Ten lakh cows are slaughtered every day, a few million pigs, and then hundreds of millions of chicken, and countless million fish, eleven million ducks. They’re not just being harassed or dominated. They are being slaughtered! So, they are the most oppressed ones.
If you’re an Ambedkarite, you should be the first one to turn vegan, no? Because oppression should not see caste; oppression should not see gender; oppression should not see creed or color; oppression should also not see species, should also not see species.

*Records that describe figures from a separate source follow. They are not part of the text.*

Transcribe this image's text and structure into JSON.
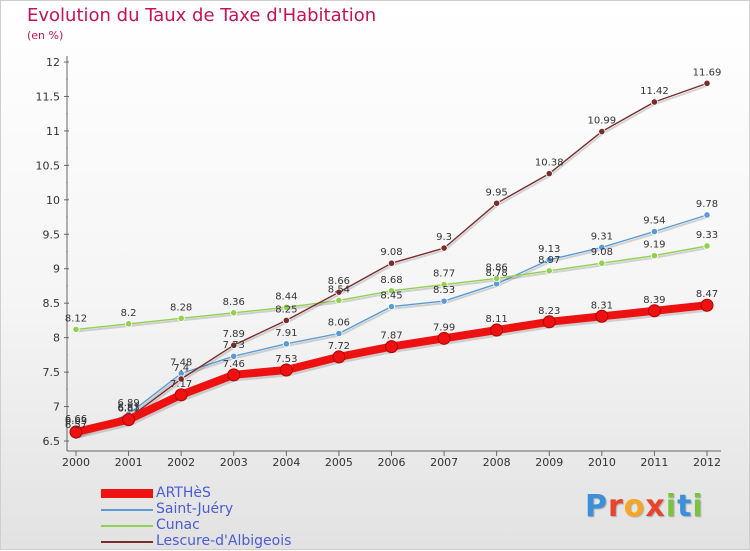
{
  "title": "Evolution du Taux de Taxe d'Habitation",
  "subtitle": "(en %)",
  "logo": {
    "text": "Proxiti",
    "letters": [
      {
        "ch": "P",
        "color": "#3d8fd8"
      },
      {
        "ch": "r",
        "color": "#e8432d"
      },
      {
        "ch": "o",
        "color": "#f5a623"
      },
      {
        "ch": "x",
        "color": "#e8432d"
      },
      {
        "ch": "i",
        "color": "#7cc242"
      },
      {
        "ch": "t",
        "color": "#3d8fd8"
      },
      {
        "ch": "i",
        "color": "#7cc242"
      }
    ]
  },
  "chart_data": {
    "type": "line",
    "title": "Evolution du Taux de Taxe d'Habitation",
    "subtitle": "(en %)",
    "x": [
      "2000",
      "2001",
      "2002",
      "2003",
      "2004",
      "2005",
      "2006",
      "2007",
      "2008",
      "2009",
      "2010",
      "2011",
      "2012"
    ],
    "ylim": [
      6.5,
      12
    ],
    "yticks": [
      "6.5",
      "7",
      "7.5",
      "8",
      "8.5",
      "9",
      "9.5",
      "10",
      "10.5",
      "11",
      "11.5",
      "12"
    ],
    "grid": false,
    "legend_position": "bottom-left",
    "series": [
      {
        "name": "ARTHèS",
        "color": "#ee1111",
        "width": "thick",
        "values": [
          6.63,
          6.81,
          7.17,
          7.46,
          7.53,
          7.72,
          7.87,
          7.99,
          8.11,
          8.23,
          8.31,
          8.39,
          8.47
        ],
        "labels": [
          "6.63",
          "6.81",
          "7.17",
          "7.46",
          "7.53",
          "7.72",
          "7.87",
          "7.99",
          "8.11",
          "8.23",
          "8.31",
          "8.39",
          "8.47"
        ]
      },
      {
        "name": "Saint-Juéry",
        "color": "#5b9bd5",
        "width": "thin",
        "values": [
          6.57,
          6.89,
          7.48,
          7.73,
          7.91,
          8.06,
          8.45,
          8.53,
          8.78,
          9.13,
          9.31,
          9.54,
          9.78
        ],
        "labels": [
          "6.57",
          "6.89",
          "7.48",
          "7.73",
          "7.91",
          "8.06",
          "8.45",
          "8.53",
          "8.78",
          "9.13",
          "9.31",
          "9.54",
          "9.78"
        ]
      },
      {
        "name": "Cunac",
        "color": "#92d050",
        "width": "thin",
        "values": [
          8.12,
          8.2,
          8.28,
          8.36,
          8.44,
          8.54,
          8.68,
          8.77,
          8.86,
          8.97,
          9.08,
          9.19,
          9.33
        ],
        "labels": [
          "8.12",
          "8.2",
          "8.28",
          "8.36",
          "8.44",
          "8.54",
          "8.68",
          "8.77",
          "8.86",
          "8.97",
          "9.08",
          "9.19",
          "9.33"
        ]
      },
      {
        "name": "Lescure-d'Albigeois",
        "color": "#7b2c2c",
        "width": "thin",
        "values": [
          6.66,
          6.83,
          7.4,
          7.89,
          8.25,
          8.66,
          9.08,
          9.3,
          9.95,
          10.38,
          10.99,
          11.42,
          11.69
        ],
        "labels": [
          "6.66",
          "6.83",
          "7.4",
          "7.89",
          "8.25",
          "8.66",
          "9.08",
          "9.3",
          "9.95",
          "10.38",
          "10.99",
          "11.42",
          "11.69"
        ]
      }
    ]
  }
}
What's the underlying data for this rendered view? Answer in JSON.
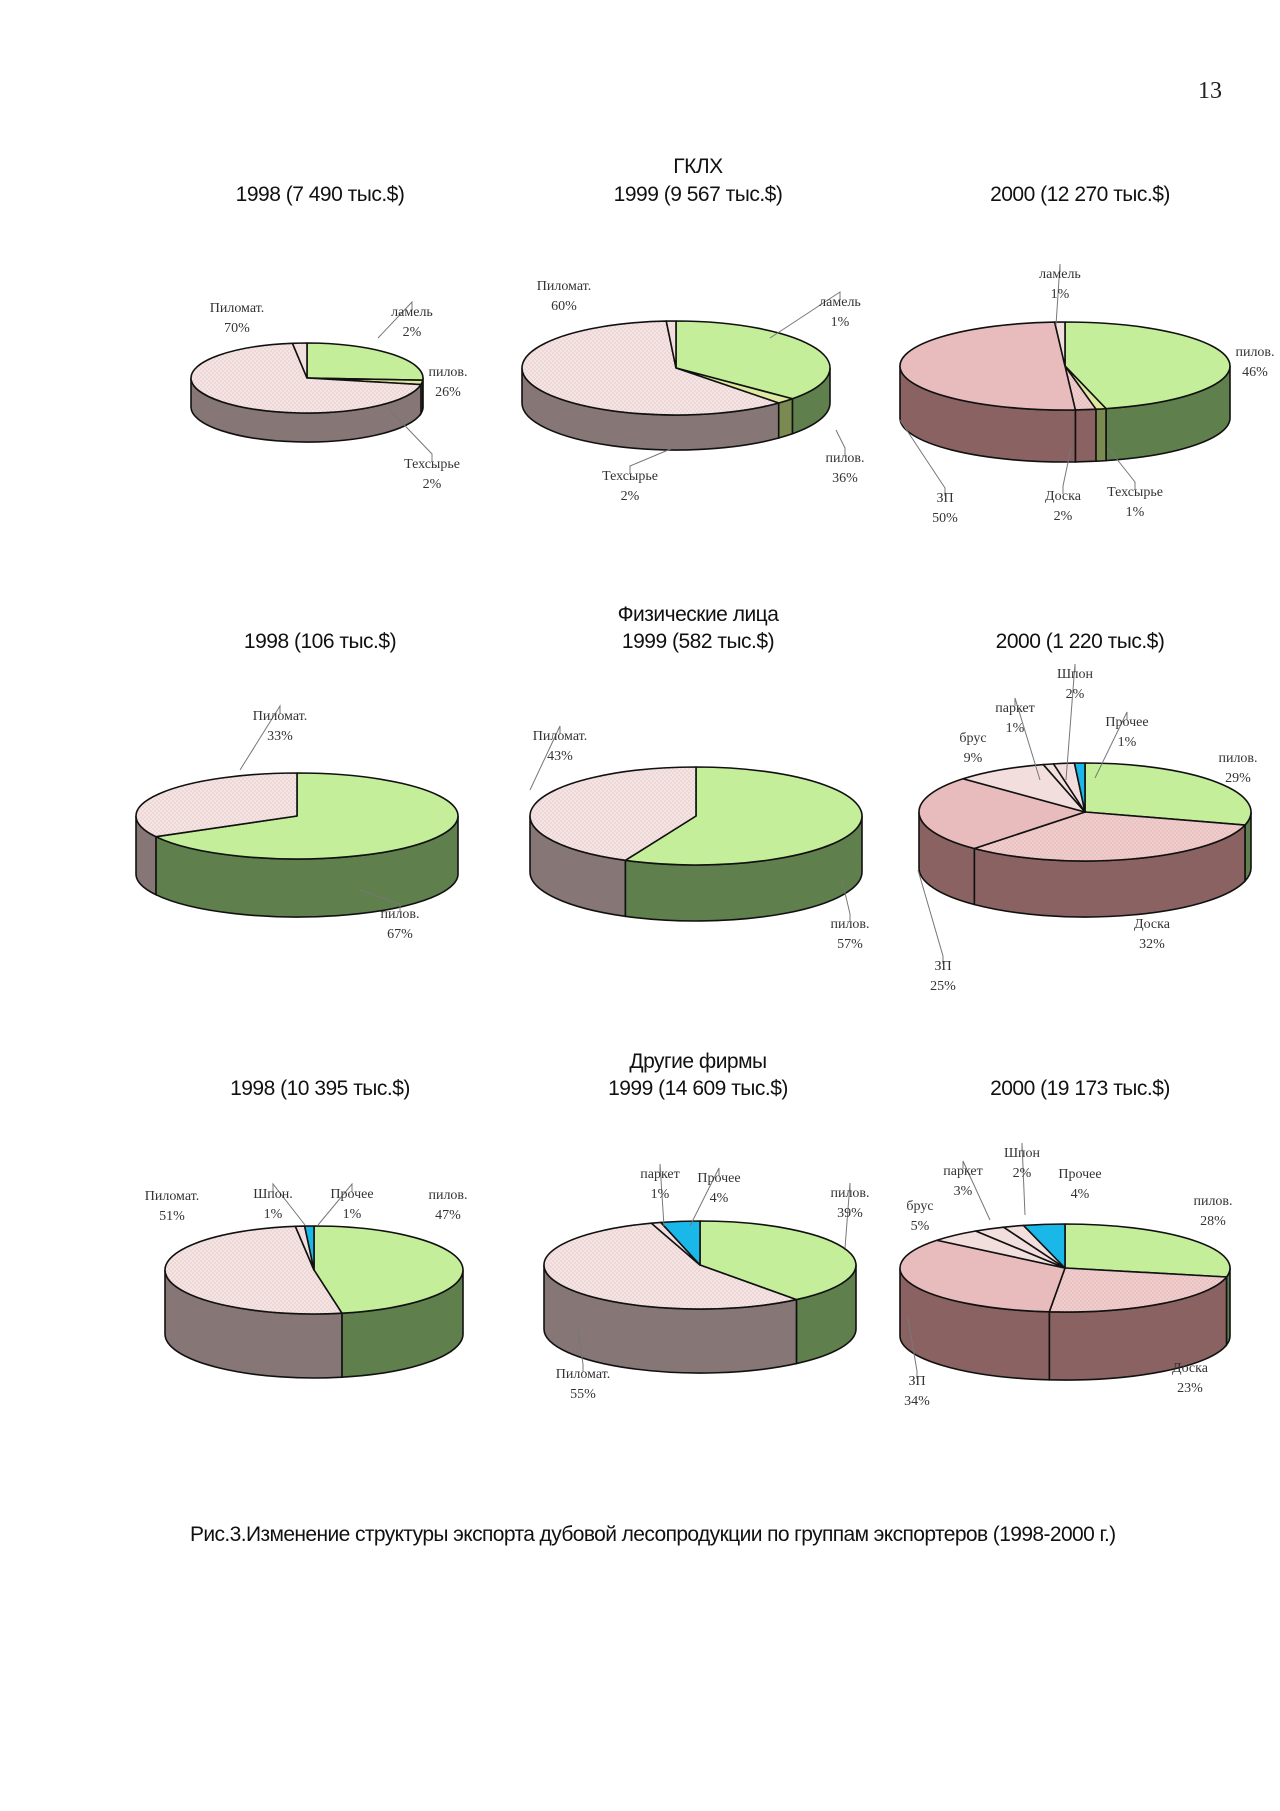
{
  "page_number": "13",
  "caption": "Рис.3.Изменение структуры экспорта дубовой лесопродукции по группам экспортеров (1998-2000 г.)",
  "colors": {
    "pilov_top": "#c4ee9a",
    "pilov_side": "#5f7f4c",
    "pilomat_top": "#f6e4e4",
    "pilomat_side": "#867676",
    "zp_top": "#e8bcbc",
    "zp_side": "#8a6262",
    "doska_top": "#f0cccc",
    "doska_side": "#8a6262",
    "small_top": "#f3dede",
    "small_side": "#8a6262",
    "techsyr_top": "#dfe8a0",
    "techsyr_side": "#7a8a50",
    "prochee_top": "#1ab8e8",
    "prochee_side": "#1488b0",
    "outline": "#111111",
    "leader": "#777777"
  },
  "groups": [
    {
      "title": "ГКЛХ"
    },
    {
      "title": "Физические лица"
    },
    {
      "title": "Другие фирмы"
    }
  ],
  "chart_data": [
    {
      "type": "pie",
      "group": "ГКЛХ",
      "title": "1998 (7 490 тыс.$)",
      "year": 1998,
      "total_thousand_usd": 7490,
      "slices": [
        {
          "label": "пилов.",
          "value": 26
        },
        {
          "label": "Техсырье",
          "value": 2
        },
        {
          "label": "Пиломат.",
          "value": 70
        },
        {
          "label": "ламель",
          "value": 2
        }
      ]
    },
    {
      "type": "pie",
      "group": "ГКЛХ",
      "title": "1999 (9 567 тыс.$)",
      "year": 1999,
      "total_thousand_usd": 9567,
      "slices": [
        {
          "label": "пилов.",
          "value": 36
        },
        {
          "label": "Техсырье",
          "value": 2
        },
        {
          "label": "Пиломат.",
          "value": 60
        },
        {
          "label": "ламель",
          "value": 1
        }
      ]
    },
    {
      "type": "pie",
      "group": "ГКЛХ",
      "title": "2000 (12 270 тыс.$)",
      "year": 2000,
      "total_thousand_usd": 12270,
      "slices": [
        {
          "label": "пилов.",
          "value": 46
        },
        {
          "label": "Техсырье",
          "value": 1
        },
        {
          "label": "Доска",
          "value": 2
        },
        {
          "label": "ЗП",
          "value": 50
        },
        {
          "label": "ламель",
          "value": 1
        }
      ]
    },
    {
      "type": "pie",
      "group": "Физические лица",
      "title": "1998 (106 тыс.$)",
      "year": 1998,
      "total_thousand_usd": 106,
      "slices": [
        {
          "label": "пилов.",
          "value": 67
        },
        {
          "label": "Пиломат.",
          "value": 33
        }
      ]
    },
    {
      "type": "pie",
      "group": "Физические лица",
      "title": "1999 (582 тыс.$)",
      "year": 1999,
      "total_thousand_usd": 582,
      "slices": [
        {
          "label": "пилов.",
          "value": 57
        },
        {
          "label": "Пиломат.",
          "value": 43
        }
      ]
    },
    {
      "type": "pie",
      "group": "Физические лица",
      "title": "2000 (1 220 тыс.$)",
      "year": 2000,
      "total_thousand_usd": 1220,
      "slices": [
        {
          "label": "пилов.",
          "value": 29
        },
        {
          "label": "Доска",
          "value": 32
        },
        {
          "label": "ЗП",
          "value": 25
        },
        {
          "label": "брус",
          "value": 9
        },
        {
          "label": "паркет",
          "value": 1
        },
        {
          "label": "Шпон",
          "value": 2
        },
        {
          "label": "Прочее",
          "value": 1
        }
      ]
    },
    {
      "type": "pie",
      "group": "Другие фирмы",
      "title": "1998 (10 395 тыс.$)",
      "year": 1998,
      "total_thousand_usd": 10395,
      "slices": [
        {
          "label": "пилов.",
          "value": 47
        },
        {
          "label": "Пиломат.",
          "value": 51
        },
        {
          "label": "Шпон.",
          "value": 1
        },
        {
          "label": "Прочее",
          "value": 1
        }
      ]
    },
    {
      "type": "pie",
      "group": "Другие фирмы",
      "title": "1999 (14 609 тыс.$)",
      "year": 1999,
      "total_thousand_usd": 14609,
      "slices": [
        {
          "label": "пилов.",
          "value": 39
        },
        {
          "label": "Пиломат.",
          "value": 55
        },
        {
          "label": "паркет",
          "value": 1
        },
        {
          "label": "Прочее",
          "value": 4
        }
      ]
    },
    {
      "type": "pie",
      "group": "Другие фирмы",
      "title": "2000 (19 173 тыс.$)",
      "year": 2000,
      "total_thousand_usd": 19173,
      "slices": [
        {
          "label": "пилов.",
          "value": 28
        },
        {
          "label": "Доска",
          "value": 23
        },
        {
          "label": "ЗП",
          "value": 34
        },
        {
          "label": "брус",
          "value": 5
        },
        {
          "label": "паркет",
          "value": 3
        },
        {
          "label": "Шпон",
          "value": 2
        },
        {
          "label": "Прочее",
          "value": 4
        }
      ]
    }
  ]
}
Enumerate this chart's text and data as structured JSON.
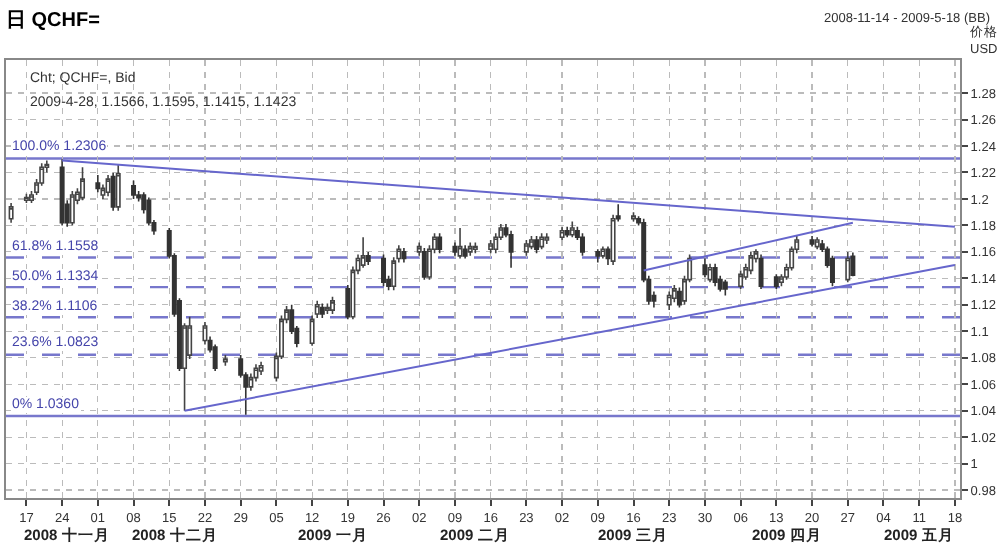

You know, it is very bad when a human being is oppressed. Is it also not equally bad when a sheep, or a goat, or a chicken, or a fish, or a pig is slaughtered? So, I would rather, I would rather envision that people who have been through oppression and subjugation would have that extra bit of sensitivity towards every creature who is being subjected to injustice. And we are not talking of just slaughter here. Mind it, species are getting extinct at the rate of hundreds and thousands a day. So how can an Ambedkarite condone that? Right?
I’ve tremendous respect for for these three people and several others from several walks of life. Not only Indians but, but fighters from across the world who stood against injustice. In fact, justice is something so dear to my heart that, that I sometimes get a bit scared. I don’t want to be in a position where I see a blatant act of injustice happening right in front of my eyes. I’m not sure I’ll be able to, you know, control myself and moderate myself in that situation. So, I just don’t want to be in that situation where I see it happening. I’m afraid I’ll just run amok!
So, so justice is wonderful, justice is beautiful, justice is Truth. But why should that justice not be offered to all our little brothers and sisters of the various species on the globe? So, I would request members of that study circle to kindly reconsider their stand, and, and not posit false equivalence. In the name of opposing Brahmanism, how can we slaughter animals? There is no rhyme or reason to it!